Man hat zur Wasserverbindung der Uckermark mit Berlin folgende Vorschläge getan:


1. Einen Kanal aus der Ucker, von Stegelitz an, durch den Grimnitz-See, oder durch den Sarnitz-See nach dem großen Wolletz und von dort durch den Grimnitz- und Werbellin-See nach dem Finow-Kanal zu leiten. Von dem Wolletz-See an hat die Natur durch den Lauf der Welse, welche aus dem Grimnitz-See kommt, den Gang vorgezeichnet. Allein, man nennt diesen Vorschlag unausführbar. Aus welchen Gründen, weiß das Publikum nicht.

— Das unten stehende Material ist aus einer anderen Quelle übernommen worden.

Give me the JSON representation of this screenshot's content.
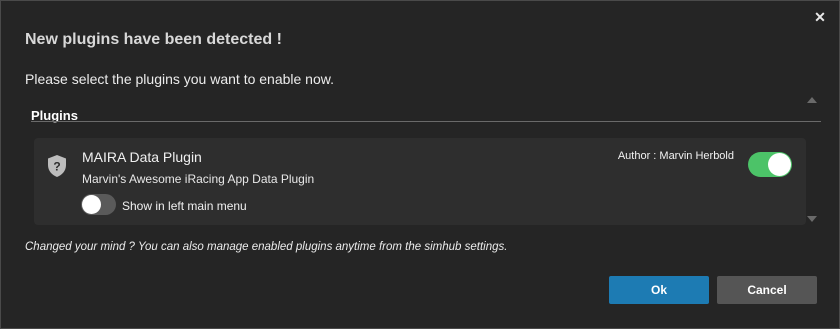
{
  "dialog": {
    "title": "New plugins have been detected !",
    "subtitle": "Please select the plugins you want to enable now.",
    "close_icon": "close-icon"
  },
  "plugins_section": {
    "label": "Plugins",
    "items": [
      {
        "icon": "shield-question-icon",
        "name": "MAIRA Data Plugin",
        "description": "Marvin's Awesome iRacing App Data Plugin",
        "author": "Author : Marvin Herbold",
        "enabled": true,
        "show_in_menu_label": "Show in left main menu",
        "show_in_menu": false
      }
    ]
  },
  "hint": "Changed your mind ? You can also manage enabled plugins anytime from the simhub settings.",
  "buttons": {
    "ok_label": "Ok",
    "cancel_label": "Cancel"
  },
  "colors": {
    "accent": "#1d7bb3",
    "toggle_on": "#4cc368",
    "toggle_off": "#5a5a5a"
  }
}
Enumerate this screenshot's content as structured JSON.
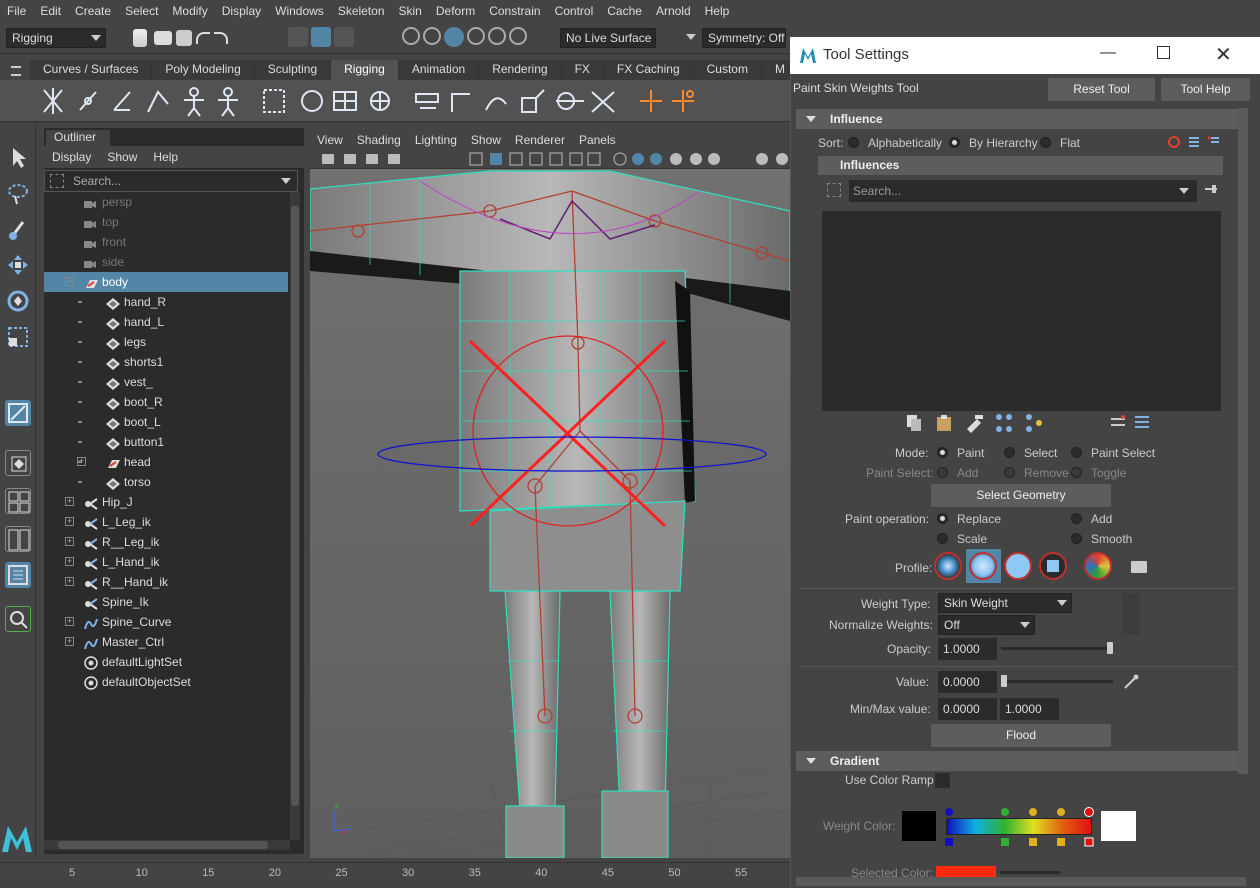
{
  "menubar": [
    "File",
    "Edit",
    "Create",
    "Select",
    "Modify",
    "Display",
    "Windows",
    "Skeleton",
    "Skin",
    "Deform",
    "Constrain",
    "Control",
    "Cache",
    "Arnold",
    "Help"
  ],
  "status": {
    "mode": "Rigging",
    "live_surface": "No Live Surface",
    "symmetry": "Symmetry: Off"
  },
  "shelf_tabs": [
    "Curves / Surfaces",
    "Poly Modeling",
    "Sculpting",
    "Rigging",
    "Animation",
    "Rendering",
    "FX",
    "FX Caching",
    "Custom",
    "M"
  ],
  "shelf_active": "Rigging",
  "outliner": {
    "title": "Outliner",
    "menu": [
      "Display",
      "Show",
      "Help"
    ],
    "search_placeholder": "Search...",
    "rows": [
      {
        "label": "persp",
        "indent": 1,
        "icon": "camera",
        "dim": true
      },
      {
        "label": "top",
        "indent": 1,
        "icon": "camera",
        "dim": true
      },
      {
        "label": "front",
        "indent": 1,
        "icon": "camera",
        "dim": true
      },
      {
        "label": "side",
        "indent": 1,
        "icon": "camera",
        "dim": true
      },
      {
        "label": "body",
        "indent": 1,
        "icon": "mesh-group",
        "selected": true,
        "expander": "minus"
      },
      {
        "label": "hand_R",
        "indent": 2,
        "icon": "mesh"
      },
      {
        "label": "hand_L",
        "indent": 2,
        "icon": "mesh"
      },
      {
        "label": "legs",
        "indent": 2,
        "icon": "mesh"
      },
      {
        "label": "shorts1",
        "indent": 2,
        "icon": "mesh"
      },
      {
        "label": "vest_",
        "indent": 2,
        "icon": "mesh"
      },
      {
        "label": "boot_R",
        "indent": 2,
        "icon": "mesh"
      },
      {
        "label": "boot_L",
        "indent": 2,
        "icon": "mesh"
      },
      {
        "label": "button1",
        "indent": 2,
        "icon": "mesh"
      },
      {
        "label": "head",
        "indent": 2,
        "icon": "mesh-group",
        "expander": "plus"
      },
      {
        "label": "torso",
        "indent": 2,
        "icon": "mesh"
      },
      {
        "label": "Hip_J",
        "indent": 1,
        "icon": "joint",
        "expander": "plus"
      },
      {
        "label": "L_Leg_ik",
        "indent": 1,
        "icon": "ik",
        "expander": "plus"
      },
      {
        "label": "R__Leg_ik",
        "indent": 1,
        "icon": "ik",
        "expander": "plus"
      },
      {
        "label": "L_Hand_ik",
        "indent": 1,
        "icon": "ik",
        "expander": "plus"
      },
      {
        "label": "R__Hand_ik",
        "indent": 1,
        "icon": "ik",
        "expander": "plus"
      },
      {
        "label": "Spine_Ik",
        "indent": 1,
        "icon": "ik"
      },
      {
        "label": "Spine_Curve",
        "indent": 1,
        "icon": "curve",
        "expander": "plus"
      },
      {
        "label": "Master_Ctrl",
        "indent": 1,
        "icon": "curve",
        "expander": "plus"
      },
      {
        "label": "defaultLightSet",
        "indent": 1,
        "icon": "set"
      },
      {
        "label": "defaultObjectSet",
        "indent": 1,
        "icon": "set"
      }
    ]
  },
  "viewport": {
    "menu": [
      "View",
      "Shading",
      "Lighting",
      "Show",
      "Renderer",
      "Panels"
    ]
  },
  "timeline": [
    "5",
    "10",
    "15",
    "20",
    "25",
    "30",
    "35",
    "40",
    "45",
    "50",
    "55"
  ],
  "tool_settings": {
    "title": "Tool Settings",
    "tool_name": "Paint Skin Weights Tool",
    "reset_label": "Reset Tool",
    "help_label": "Tool Help",
    "influence_section": "Influence",
    "sort_label": "Sort:",
    "sort_options": [
      "Alphabetically",
      "By Hierarchy",
      "Flat"
    ],
    "sort_selected": "By Hierarchy",
    "influences_header": "Influences",
    "search_placeholder": "Search...",
    "mode_label": "Mode:",
    "mode_options": [
      "Paint",
      "Select",
      "Paint Select"
    ],
    "mode_selected": "Paint",
    "paint_select_label": "Paint Select:",
    "paint_select_options": [
      "Add",
      "Remove",
      "Toggle"
    ],
    "select_geometry_label": "Select Geometry",
    "paint_operation_label": "Paint operation:",
    "paint_operations": [
      "Replace",
      "Add",
      "Scale",
      "Smooth"
    ],
    "paint_operation_selected": "Replace",
    "profile_label": "Profile:",
    "weight_type_label": "Weight Type:",
    "weight_type_value": "Skin Weight",
    "normalize_label": "Normalize Weights:",
    "normalize_value": "Off",
    "opacity_label": "Opacity:",
    "opacity_value": "1.0000",
    "opacity_fraction": 1.0,
    "value_label": "Value:",
    "value_value": "0.0000",
    "value_fraction": 0.0,
    "minmax_label": "Min/Max value:",
    "min_value": "0.0000",
    "max_value": "1.0000",
    "flood_label": "Flood",
    "gradient_section": "Gradient",
    "use_color_ramp_label": "Use Color Ramp",
    "weight_color_label": "Weight Color:",
    "selected_color_label": "Selected Color:",
    "selected_color": "#ff2a10"
  }
}
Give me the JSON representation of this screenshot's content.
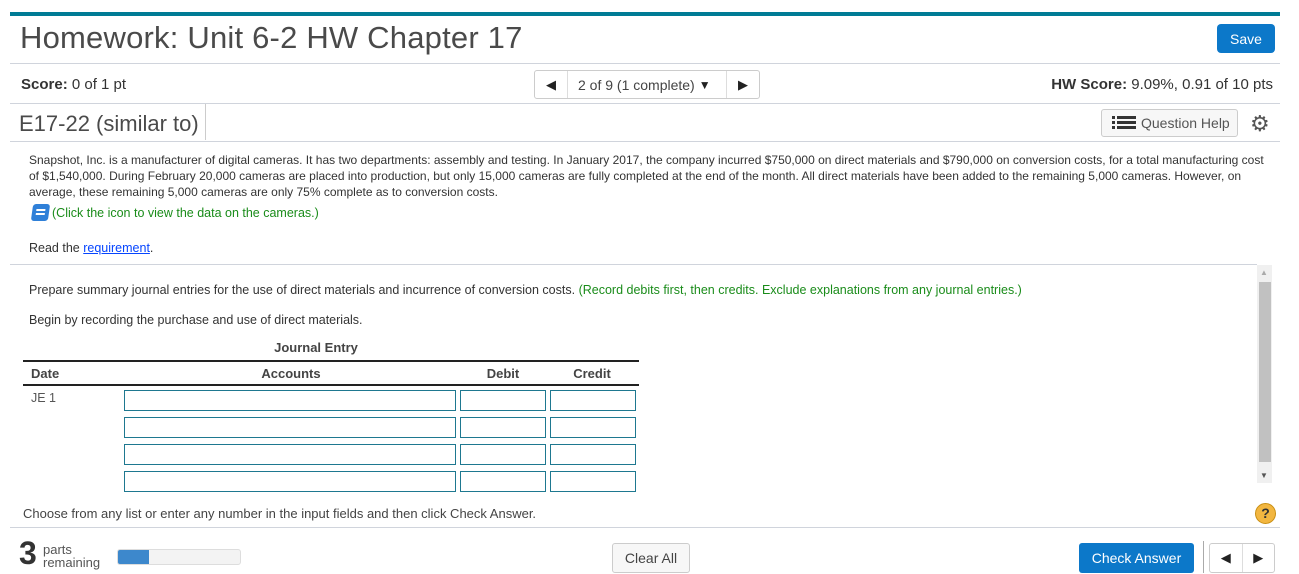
{
  "header": {
    "title": "Homework: Unit 6-2 HW Chapter 17",
    "save_label": "Save",
    "score_label": "Score:",
    "score_value": " 0 of 1 pt",
    "hw_score_label": "HW Score:",
    "hw_score_value": " 9.09%, 0.91 of 10 pts",
    "question_nav": {
      "prev_icon": "◀",
      "current": "2 of 9 (1 complete)",
      "caret_icon": "▼",
      "next_icon": "▶"
    }
  },
  "question": {
    "id": "E17-22 (similar to)",
    "help_label": "Question Help",
    "problem_text": "Snapshot, Inc. is a manufacturer of digital cameras. It has two departments: assembly and testing. In January 2017, the company incurred $750,000 on direct materials and $790,000 on conversion costs, for a total manufacturing cost of $1,540,000. During February 20,000 cameras are placed into production, but only 15,000 cameras are fully completed at the end of the month. All direct materials have been added to the remaining 5,000 cameras. However, on average, these remaining 5,000 cameras are only 75% complete as to conversion costs.",
    "data_link": "(Click the icon to view the data on the cameras.)",
    "read_prefix": "Read the ",
    "read_link": "requirement",
    "read_suffix": ".",
    "instruction": "Prepare summary journal entries for the use of direct materials and incurrence of conversion costs. ",
    "instruction_note": "(Record debits first, then credits. Exclude explanations from any journal entries.)",
    "begin_text": "Begin by recording the purchase and use of direct materials."
  },
  "journal": {
    "caption": "Journal Entry",
    "columns": [
      "Date",
      "Accounts",
      "Debit",
      "Credit"
    ],
    "rows": [
      {
        "date": "JE 1",
        "account": "",
        "debit": "",
        "credit": ""
      },
      {
        "date": "",
        "account": "",
        "debit": "",
        "credit": ""
      },
      {
        "date": "",
        "account": "",
        "debit": "",
        "credit": ""
      },
      {
        "date": "",
        "account": "",
        "debit": "",
        "credit": ""
      }
    ]
  },
  "footer": {
    "choose_text": "Choose from any list or enter any number in the input fields and then click Check Answer.",
    "help_icon": "?",
    "parts_count": "3",
    "parts_label_1": "parts",
    "parts_label_2": "remaining",
    "progress_fraction": 0.25,
    "clear_label": "Clear All",
    "check_label": "Check Answer",
    "prev_icon": "◀",
    "next_icon": "▶"
  },
  "colors": {
    "accent": "#007b95",
    "primary_button": "#0c78c9",
    "note_green": "#1a8c1a",
    "input_border": "#1e7890",
    "progress_fill": "#3d88cc"
  }
}
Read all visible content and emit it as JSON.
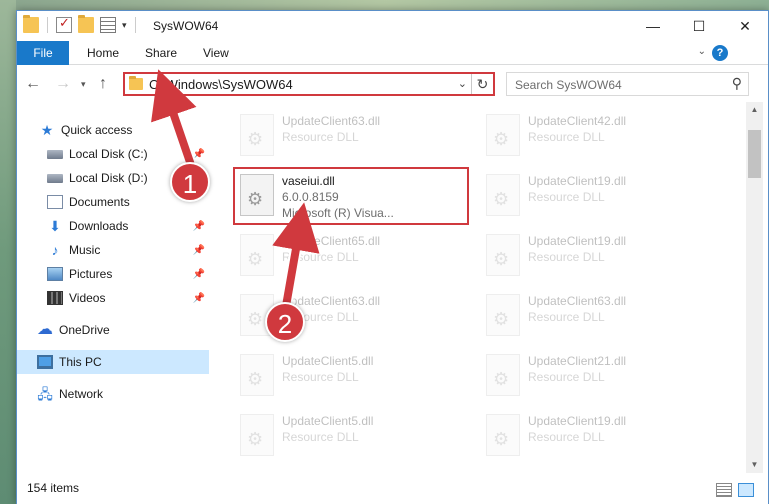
{
  "window": {
    "title": "SysWOW64",
    "controls": {
      "minimize": "—",
      "maximize": "☐",
      "close": "✕"
    }
  },
  "ribbon": {
    "tabs": [
      "File",
      "Home",
      "Share",
      "View"
    ],
    "help": "?"
  },
  "address": {
    "path": "C:\\Windows\\SysWOW64",
    "refresh_icon": "↻",
    "search_placeholder": "Search SysWOW64"
  },
  "nav": {
    "items": [
      {
        "label": "Quick access",
        "icon": "star-icon",
        "pinned": false
      },
      {
        "label": "Local Disk (C:)",
        "icon": "disk-icon",
        "pinned": true
      },
      {
        "label": "Local Disk (D:)",
        "icon": "disk-icon",
        "pinned": false
      },
      {
        "label": "Documents",
        "icon": "document-icon",
        "pinned": false
      },
      {
        "label": "Downloads",
        "icon": "download-icon",
        "pinned": true
      },
      {
        "label": "Music",
        "icon": "music-icon",
        "pinned": true
      },
      {
        "label": "Pictures",
        "icon": "pictures-icon",
        "pinned": true
      },
      {
        "label": "Videos",
        "icon": "video-icon",
        "pinned": true
      },
      {
        "label": "OneDrive",
        "icon": "cloud-icon",
        "pinned": false
      },
      {
        "label": "This PC",
        "icon": "pc-icon",
        "pinned": false,
        "selected": true
      },
      {
        "label": "Network",
        "icon": "network-icon",
        "pinned": false
      }
    ]
  },
  "files": {
    "left": [
      {
        "name": "UpdateClient63.dll",
        "type": "Resource DLL"
      },
      {
        "name": "vaseiui.dll",
        "version": "6.0.0.8159",
        "company": "Microsoft (R) Visua..."
      },
      {
        "name": "UpdateClient65.dll",
        "type": "Resource DLL"
      },
      {
        "name": "UpdateClient63.dll",
        "type": "Resource DLL"
      },
      {
        "name": "UpdateClient5.dll",
        "type": "Resource DLL"
      },
      {
        "name": "UpdateClient5.dll",
        "type": "Resource DLL"
      }
    ],
    "right": [
      {
        "name": "UpdateClient42.dll",
        "type": "Resource DLL"
      },
      {
        "name": "UpdateClient19.dll",
        "type": "Resource DLL"
      },
      {
        "name": "UpdateClient19.dll",
        "type": "Resource DLL"
      },
      {
        "name": "UpdateClient63.dll",
        "type": "Resource DLL"
      },
      {
        "name": "UpdateClient21.dll",
        "type": "Resource DLL"
      },
      {
        "name": "UpdateClient19.dll",
        "type": "Resource DLL"
      }
    ]
  },
  "status": {
    "count": "154 items"
  },
  "annotations": {
    "badge1": "1",
    "badge2": "2",
    "color": "#d0393e"
  }
}
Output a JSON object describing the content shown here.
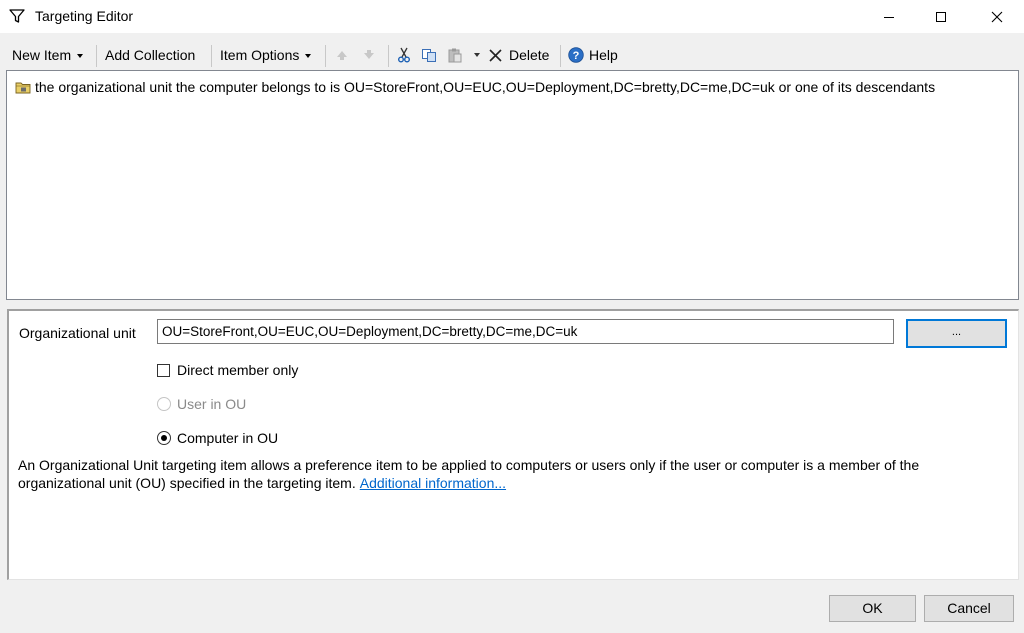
{
  "window": {
    "title": "Targeting Editor"
  },
  "toolbar": {
    "new_item": "New Item",
    "add_collection": "Add Collection",
    "item_options": "Item Options",
    "delete": "Delete",
    "help": "Help"
  },
  "tree": {
    "item_text": "the organizational unit the computer belongs to is OU=StoreFront,OU=EUC,OU=Deployment,DC=bretty,DC=me,DC=uk or one of its descendants"
  },
  "detail": {
    "ou_label": "Organizational unit",
    "ou_value": "OU=StoreFront,OU=EUC,OU=Deployment,DC=bretty,DC=me,DC=uk",
    "browse_label": "...",
    "direct_member_label": "Direct member only",
    "direct_member_checked": false,
    "user_in_ou_label": "User in OU",
    "computer_in_ou_label": "Computer in OU",
    "selected_option": "Computer in OU",
    "description": "An Organizational Unit targeting item allows a preference item to be applied to computers or users only if the user or computer is a member of the organizational unit (OU) specified in the targeting item.",
    "link_text": "Additional information..."
  },
  "footer": {
    "ok": "OK",
    "cancel": "Cancel"
  },
  "colors": {
    "focus_border": "#0078d7",
    "link": "#0066cc"
  }
}
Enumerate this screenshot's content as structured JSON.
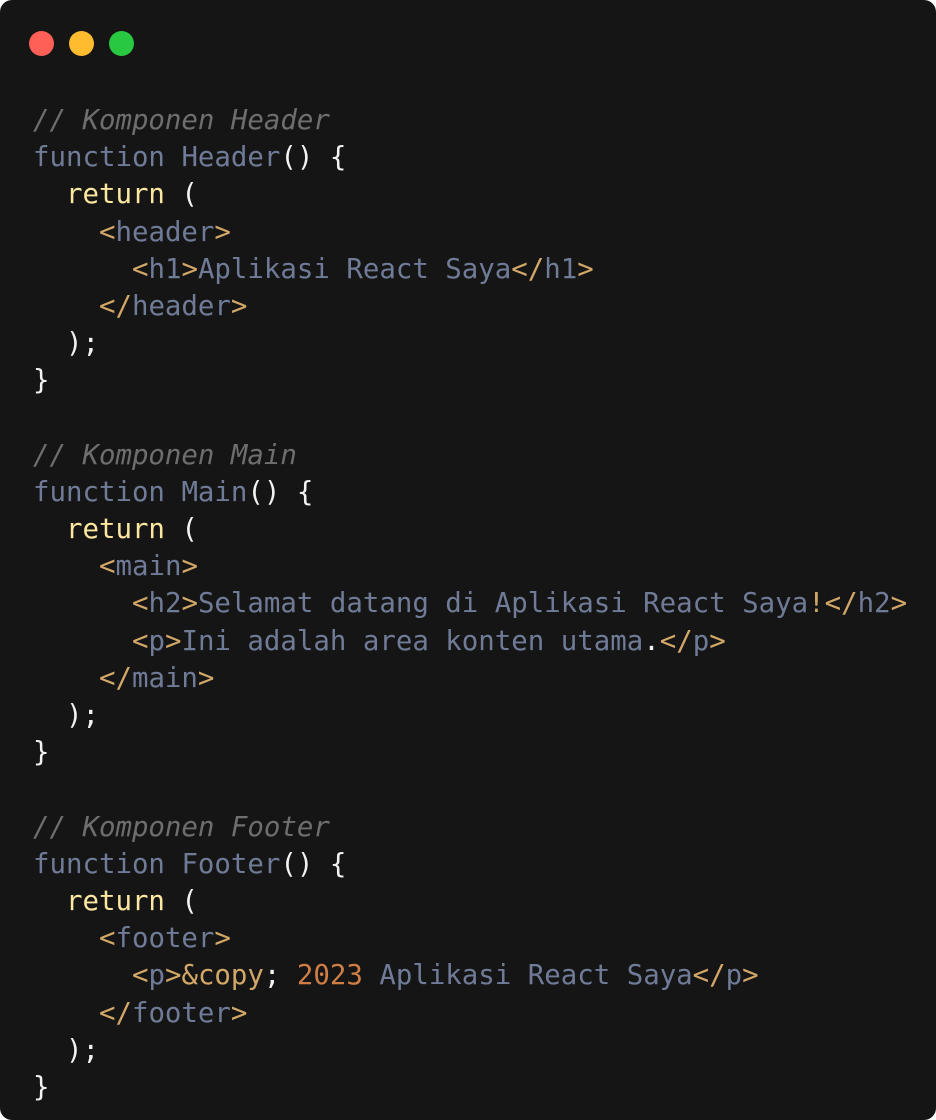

2. Einen Kanal aus der Ucker bei Prenzlau, vielleicht durch Erweiterung des Bettes der Quillo, bei Golwitz vorüber, nach Boitzenburg, und durch Aufräumung des Boizenburger Baches, durch die vielen dort befindlichen Seen, in die Havel. Allein auch dieser Plan soll viele Schwierigkeiten haben, und nach verschiedenen Behauptungen sollen ihm Unmöglichkeiten im Wege stehen. Ob diese auf mathematischer Gewissheit beruhen, ob es gegründet sei, dass es wegen des zu starken Gefälles (von 177 Fuß) vom Boitzenburger-Haussee bis Prenzlau nicht ausführbar sei, oder ob die Kosten den dadurch zu erlangenden Vorteilen nicht entsprechen, lässt sich aus Mangel der dazu nötigen Hilfsmittel und besonders eines authentischen Nivellements-Plans nicht beurteilen.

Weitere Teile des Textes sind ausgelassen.